MCC (15-6) advances to host Benzie Central in a semifinal Wednesday while Cadillac, which beat Kingsley 55-46 in Monday’s other quarterfinal, will face Ludington in the semifinals.

“Our guys played hard, played smart, played together,” said MCC coach Jeff Tuka, “and we’re just happy to move on to Wednesday night.”

Manistee (5-16) had 11 different players score, but only one in double figures. Senior Dustin Simmons led Manistee with 14 points to go with five rebounds, senior Andrew Solberg had nine points, seven rebounds, four assists and four steals while Kody Malstrom and Cody McShane scored four apiece.

Nick Bennett led MCC with 23 points to go with 12 rebounds, Kody Ambrose scored 16 and Johnny Shafer 10.

The two teams had just played on Thursday — a 53-39 win for MCC — but unlike that game, the Spartans got off to a good start on Monday. Bennett scored nine in the first quarter to stake MCC to a 19-7 lead and Manistee made just two field goals.

“This is more the style we wanted rather than the style that was last Thursday night,” Tuka said.

Manistee recovered offensively with 16 points in the second quarter, but MCC had 24 of its own for a commanding 43-23 lead at the half.

“We made a note before the game that we’ve got to have a good start,” Tuka said. “If we give them some breath, they’re going to think that they’re going to be able to stay in it for the whole game.”

Considering how they’ve struggled offensively this season, giving up 43 points in a half didn’t favor the Chippewas at all, especially since they shot 15-for-63 (23 percent) from the floor in the game.

MCC led by as many as 22 early in the third before Manistee responded and really outworked the Spartans the rest of the quarter. Simmons sparked the Chippewas on both ends as they forced eight turnovers in the quarter and mounted a 15-4 run to pull within 11 points with 1:58 to play.
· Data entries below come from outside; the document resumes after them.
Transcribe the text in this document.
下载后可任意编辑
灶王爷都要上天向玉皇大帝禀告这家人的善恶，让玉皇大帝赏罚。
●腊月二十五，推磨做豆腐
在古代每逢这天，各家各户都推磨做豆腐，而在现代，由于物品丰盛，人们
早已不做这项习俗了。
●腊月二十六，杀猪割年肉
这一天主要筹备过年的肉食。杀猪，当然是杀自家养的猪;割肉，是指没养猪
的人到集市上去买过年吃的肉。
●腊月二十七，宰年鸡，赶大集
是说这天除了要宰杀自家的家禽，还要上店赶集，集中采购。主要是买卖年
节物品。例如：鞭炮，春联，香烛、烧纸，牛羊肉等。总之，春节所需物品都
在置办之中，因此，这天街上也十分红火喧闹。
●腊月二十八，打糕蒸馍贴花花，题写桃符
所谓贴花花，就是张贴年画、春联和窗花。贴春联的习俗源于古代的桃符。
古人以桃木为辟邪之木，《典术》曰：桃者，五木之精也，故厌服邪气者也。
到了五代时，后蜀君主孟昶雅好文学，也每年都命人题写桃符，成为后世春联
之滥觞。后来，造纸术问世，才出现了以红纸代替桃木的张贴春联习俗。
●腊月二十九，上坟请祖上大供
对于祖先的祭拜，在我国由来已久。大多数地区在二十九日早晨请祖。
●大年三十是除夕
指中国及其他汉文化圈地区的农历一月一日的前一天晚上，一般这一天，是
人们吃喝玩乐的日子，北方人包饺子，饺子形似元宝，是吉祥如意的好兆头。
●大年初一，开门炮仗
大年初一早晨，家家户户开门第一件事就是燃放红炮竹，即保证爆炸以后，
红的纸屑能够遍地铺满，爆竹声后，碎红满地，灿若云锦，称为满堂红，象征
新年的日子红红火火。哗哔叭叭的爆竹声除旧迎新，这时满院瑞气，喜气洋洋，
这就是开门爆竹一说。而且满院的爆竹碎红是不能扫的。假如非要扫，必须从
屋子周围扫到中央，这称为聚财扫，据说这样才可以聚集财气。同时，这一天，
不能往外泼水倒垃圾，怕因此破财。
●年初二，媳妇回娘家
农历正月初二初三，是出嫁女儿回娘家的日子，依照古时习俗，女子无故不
“That’s always been a big motto for our team,” Simmons said. “Obviously we’re not the biggest team, but outworking them is something we’ve always stressed.”

The run got the Chippewa bench fired up and forced a pair of MCC timeouts.

“I thought Manistee did a fantastic job of not mailing it in,” Tuka said. “They could have been very downtrodden at halftime and they played still like they were going to win the game.”

The Chippewas had numerous chances to cut the deficit to single digits late in the third, but couldn’t convert.

“One time it looked like volleyball in there,” Scott Solberg said. “We probably missed five or six shots on that one possession. That’s been the story of the year.”

Whatever momentum the Chippewas had late in the third quarter was gone early in the fourth as the Spartans pushed the ball down the floor and increased the lead the rest of the way.

“We didn’t have much left in that last (quarter),” Scott Solberg. “I looked out there and Andrew looked like an 80-year-old guy running around at the end.”

Manistee, which hasn’t won a postseason game since 2009, was able to empty its bench while the five seniors played their last game.

“I just feel for them,” Scott Solberg said. “That’s not the way they wanted to go out. It hurt in that locker room. These guys are quality, they’re great guys.

“With a record like that, sometimes teams have checked out. It’s a credit to them that they didn’t.”